Fragmen|1

1.1K 228 227
                                    

Kedua kaki panjang itu dinaikkan ke atas meja sembari mendengarkan musik yang mengalun dari headset dan menari di dalam telinganya. Baru saja satu lagu habis dan digantikan dengan satu lagu baru, Nathan menepuk pundaknya, mengisyratkan guru sudah mulai berjalan menuju kelas.

Dia melepas headset dan menurunkan kaki dari meja. Semua menatap ke arahnya, sudah diketahui. Tatapan tersebut memintanya untuk sigap.

"Selamat pagi," sapa hangat dari Bu Endang saat mulai memasuki kelas. "Bagaimana kabar kalian? Dua minggu lebih, lho, liburnya. Semoga masa libur kalian dihabiskan untuk memikirkan masa depan. Ini tahun terakhir kalian."

Dia mengangguk-anggukkan kepalanya paham. Tanpa diberitahu pun, ia telah menuliskan "Universitas Hasanuddin" sebagai kampus incarannya setelah lulus.

"Novel! Tolong ke ruang guru. Ambil beberapa LKS sesuai dengan jumlah kalian di dalam kelas ini," perintah Bu Endang padanya.

"Siap!" sahut Novel.

Namanya Novel Pangeran Afran. Senangnya dipanggil Novel, tanpa embel-embel apa pun yang sering kali orang-orang mengira bahwa Novel itu nama cewek. Sekarang ia berjalan menuju ruang guru, sesuai perintah dari Bu Endang.
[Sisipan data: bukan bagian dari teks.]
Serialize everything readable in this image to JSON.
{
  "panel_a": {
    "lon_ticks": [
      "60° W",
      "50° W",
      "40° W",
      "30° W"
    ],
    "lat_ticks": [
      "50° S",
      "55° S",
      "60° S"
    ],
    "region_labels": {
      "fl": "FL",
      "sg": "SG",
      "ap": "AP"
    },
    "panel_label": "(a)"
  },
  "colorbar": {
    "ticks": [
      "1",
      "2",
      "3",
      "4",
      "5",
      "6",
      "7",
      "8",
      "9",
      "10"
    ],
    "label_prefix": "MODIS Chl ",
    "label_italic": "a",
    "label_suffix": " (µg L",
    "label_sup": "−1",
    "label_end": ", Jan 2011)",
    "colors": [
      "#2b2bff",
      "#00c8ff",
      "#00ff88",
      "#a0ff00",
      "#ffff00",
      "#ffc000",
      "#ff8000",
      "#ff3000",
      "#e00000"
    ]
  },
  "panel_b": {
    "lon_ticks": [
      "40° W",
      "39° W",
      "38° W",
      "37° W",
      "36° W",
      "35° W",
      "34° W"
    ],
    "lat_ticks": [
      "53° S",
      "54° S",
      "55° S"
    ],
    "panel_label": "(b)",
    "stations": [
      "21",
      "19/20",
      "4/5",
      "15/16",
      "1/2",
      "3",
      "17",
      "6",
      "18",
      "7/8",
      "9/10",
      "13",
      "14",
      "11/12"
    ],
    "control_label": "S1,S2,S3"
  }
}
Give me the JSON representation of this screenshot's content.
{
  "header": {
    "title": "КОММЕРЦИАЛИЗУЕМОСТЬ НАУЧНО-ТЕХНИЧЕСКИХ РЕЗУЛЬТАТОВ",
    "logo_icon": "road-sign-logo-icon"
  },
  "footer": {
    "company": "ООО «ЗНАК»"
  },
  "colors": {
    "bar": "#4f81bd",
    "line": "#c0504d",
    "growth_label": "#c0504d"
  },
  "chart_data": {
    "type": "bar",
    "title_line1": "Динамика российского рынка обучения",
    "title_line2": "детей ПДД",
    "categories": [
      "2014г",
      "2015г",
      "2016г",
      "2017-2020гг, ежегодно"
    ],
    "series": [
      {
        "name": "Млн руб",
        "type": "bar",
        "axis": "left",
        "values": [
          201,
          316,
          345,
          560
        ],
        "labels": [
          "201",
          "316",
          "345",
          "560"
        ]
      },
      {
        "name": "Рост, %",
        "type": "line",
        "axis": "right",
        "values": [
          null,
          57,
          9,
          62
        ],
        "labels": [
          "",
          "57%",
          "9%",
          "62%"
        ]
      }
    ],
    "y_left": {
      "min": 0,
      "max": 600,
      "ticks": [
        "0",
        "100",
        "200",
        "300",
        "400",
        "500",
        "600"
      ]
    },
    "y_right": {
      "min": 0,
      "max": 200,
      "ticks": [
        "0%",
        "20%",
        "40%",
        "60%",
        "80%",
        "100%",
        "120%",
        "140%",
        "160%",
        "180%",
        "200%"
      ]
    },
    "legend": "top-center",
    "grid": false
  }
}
Tidak salah kalau ia sering dimintai tolong oleh guru-guru, jabatannya sebagai Ketua Osis membuatnya terkenal di kalangan guru sampai semua siswa di sekolah ini.
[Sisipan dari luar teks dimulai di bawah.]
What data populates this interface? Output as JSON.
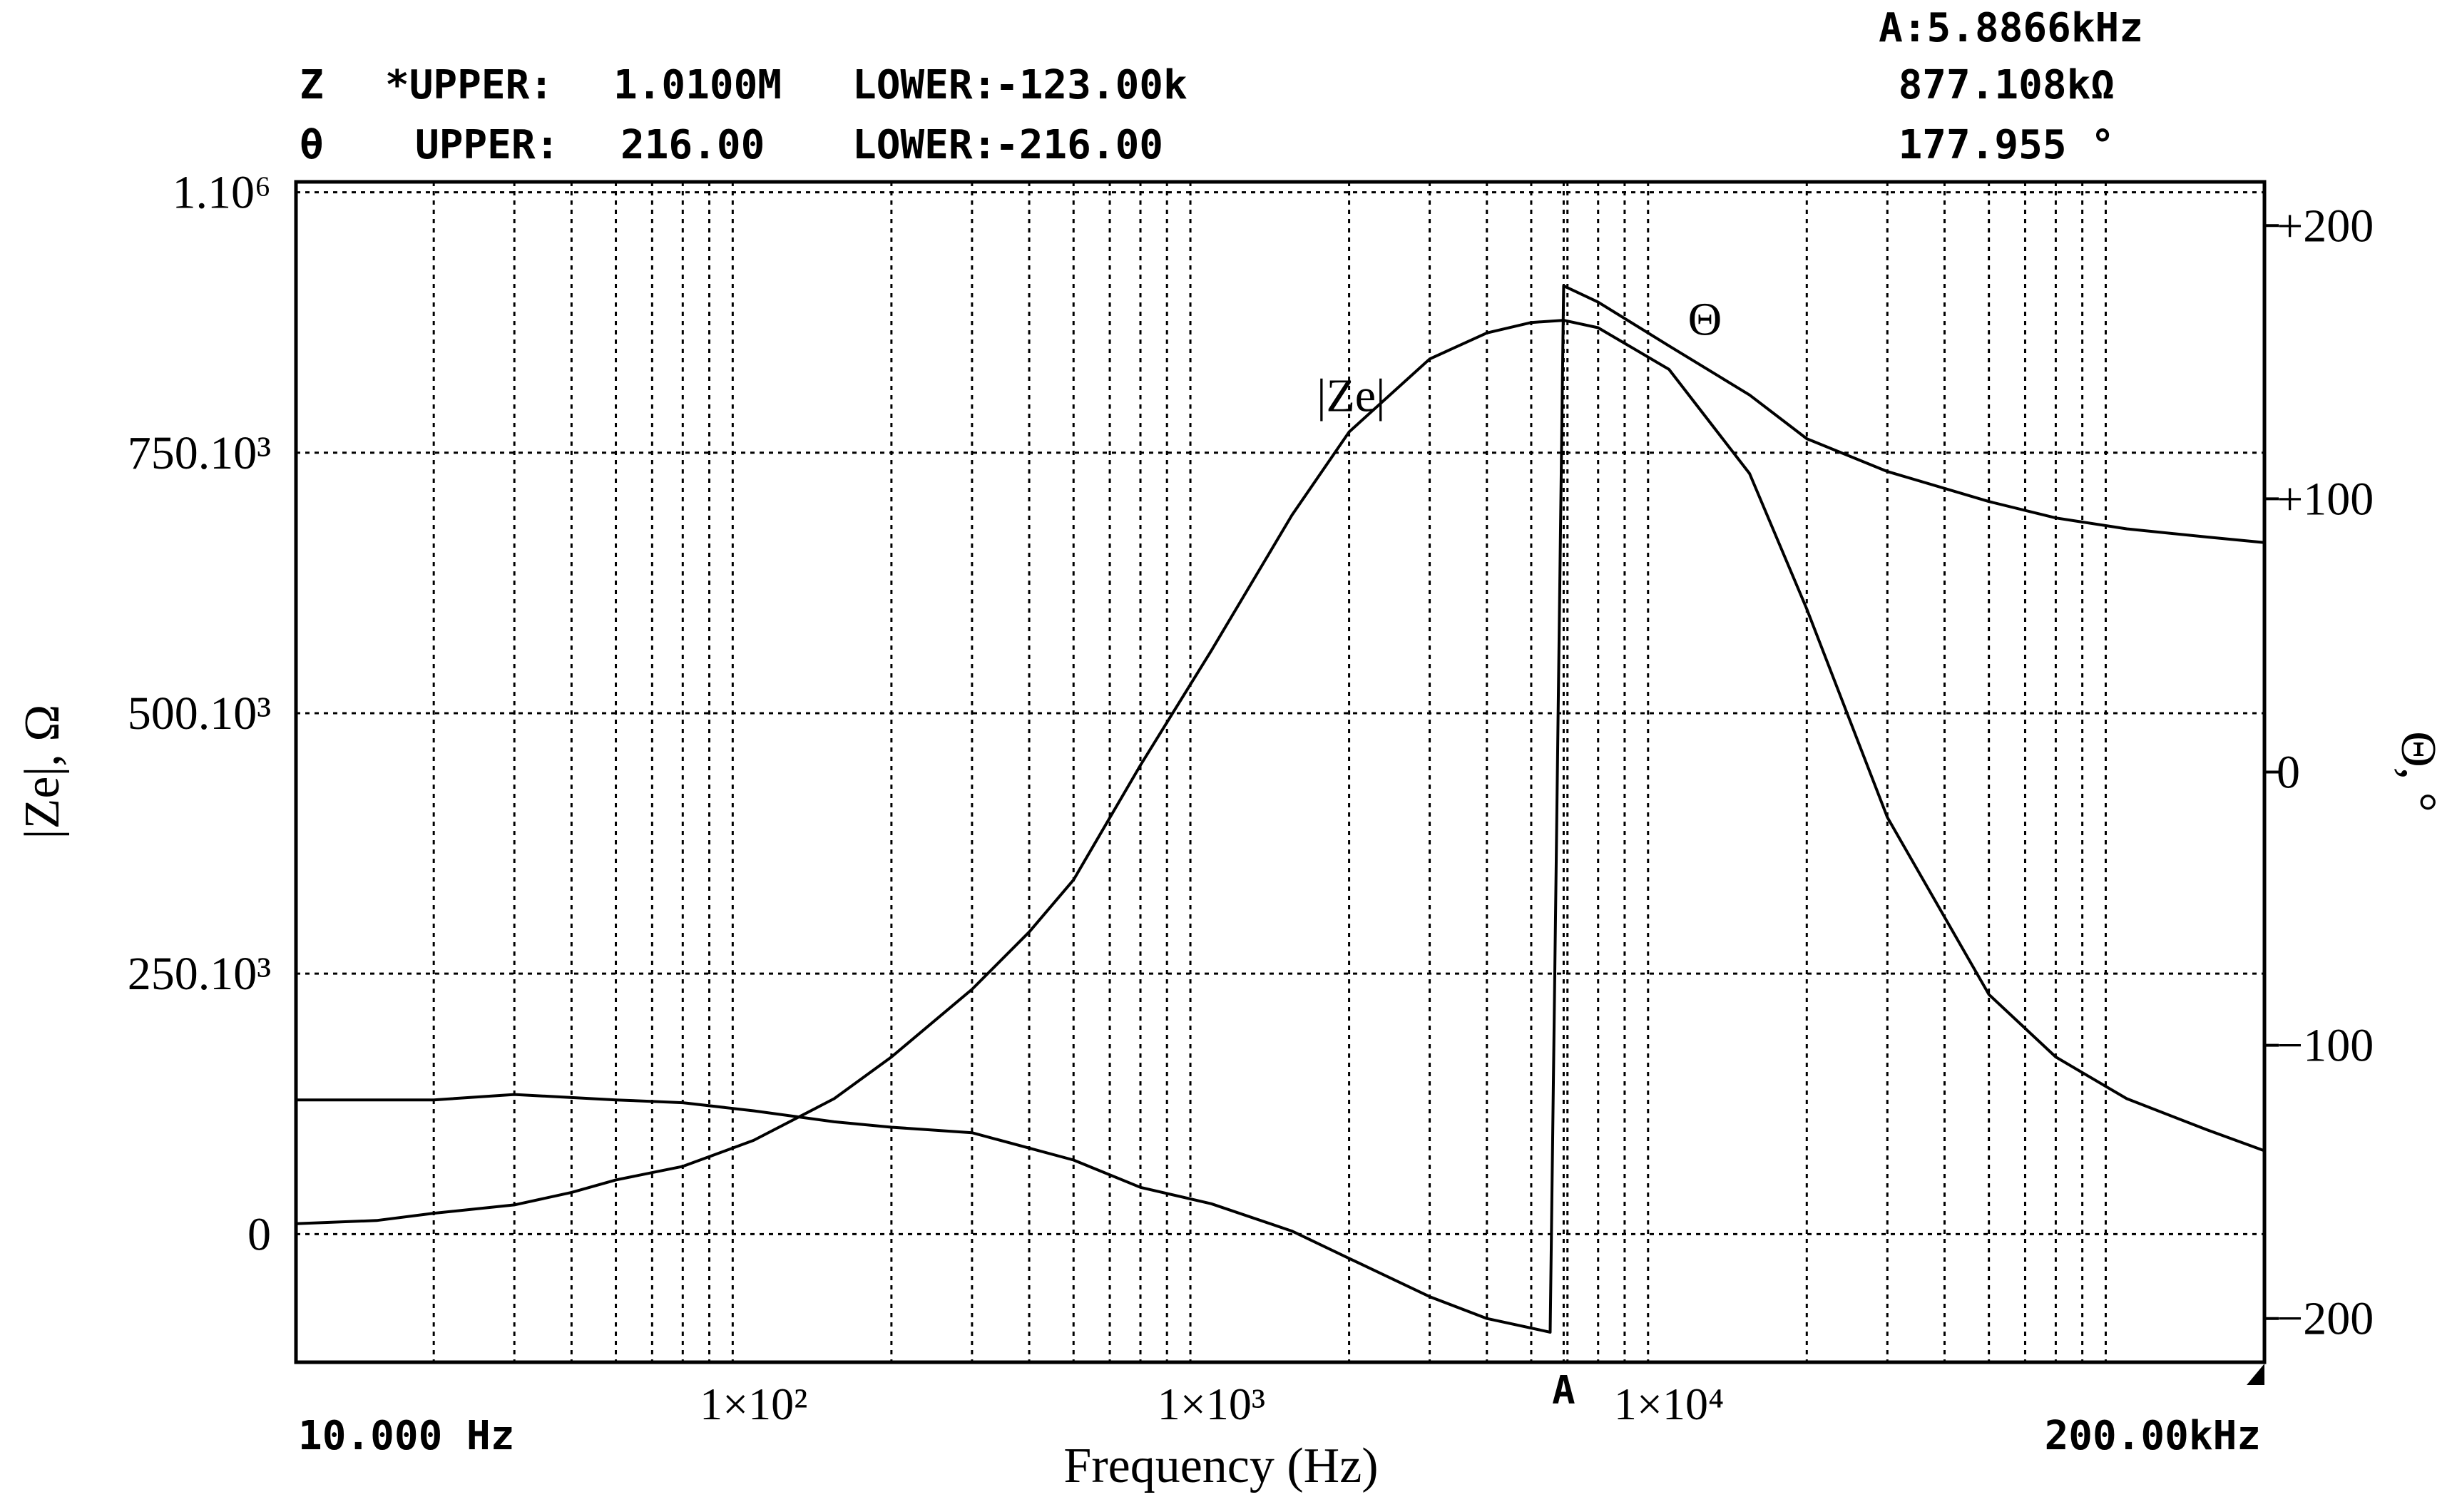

Dari tempatnya sekarang, harusnya ia berbelok ke kiri. Tetapi laki-laki itu malah meluruskan langkahnya hingga sampai di belakang kantin yang jarang dilewati orang-orang. Dia menarik puntung rokok yang terselip dari dua jari siswi dengan rambut ikal yang sedikit berantakan.

"Sekolah tempat mencari ilmu, bukan buat gaya-gayaan. Lu tau, kan? Merokok itu tidak diperbolehkan, apalagi lu masih di bawah umur," ucap Novel. Nada dari kalimat yang ia ucapkan benar-benar tegas. Menunjukkan wibawanya sebagai Ketua Osis.

Perempuan itu mendelik kesal, walau hanya sesaat. Lalu, kembali tersenyum tuk memperlihatkan susunan gigi kelinci yang sedikit berantakan. "Eh, tetangga ... kenapa?"

Jujur saja, Novel tidak menyukai perempuan di hadapannya ini. Sikap yang semau-maunya dan sulit diatur membuat Novel menyesal telah mengenal perempuan itu.

"Kembali ke kelas, sekarang!"

"Kalau gue gak mau, gimana? Lagian gue udah telat, Kak. Kalau gue masuk, gue pasti bakal dihukum lari keliling lapangan sampe pingsan. Lu tega? Lu kan tetangga terbaik gue, ya pasti gak tega, kan?"

Novel memicingkan mata tajam lalu berkata, "Gue lebih gak tega liat lu rusak karena rokok. Lebih baik lu lari keliling lapangan, biar sehat."

Perempuan itu malah naik ke atas meja rapuh di sebelahnya. "Gue udah tiap hari larinya. Lari dari kenyataan kalau lu gak suka sama gue," jawabnya.

"Losari! Lu denger gue, kan? Sekarang lu balik ke kelas atau gue bisa tambah marah di sini," ancam Novel.

Losari Arinda Surya, nama dari perempuan itu. Dia mengikuti perintah dari Novel dan berjalan menuju kelas. Sungguh, hari ini ia sudah berniat untuk bolos andai saja Novel tidak menghalanginya. Sial, satu kata yang terlintas di otak perempuan itu. Hanya sebentar sampai pada akhirnya, bahagia adalah kata terakhir. Cukup dengan berkomunikasi dengan Novel akan membuatnya bahagia. Walau dengan cara yang kurang berkenan.

****

Losari merapikan rambutnya sebelum masuk ke dalam kelas. Ketukan pertama yang ia lakukan di depan pintu membuat semua mata tertuju padanya. Pak Hendra sudah berdiri di depan papan tulis menuliskan rumus-rumus matematika yang memabukkan kepala. Diliriknya Losari dari bawah hingga atas kemudian menggeleng.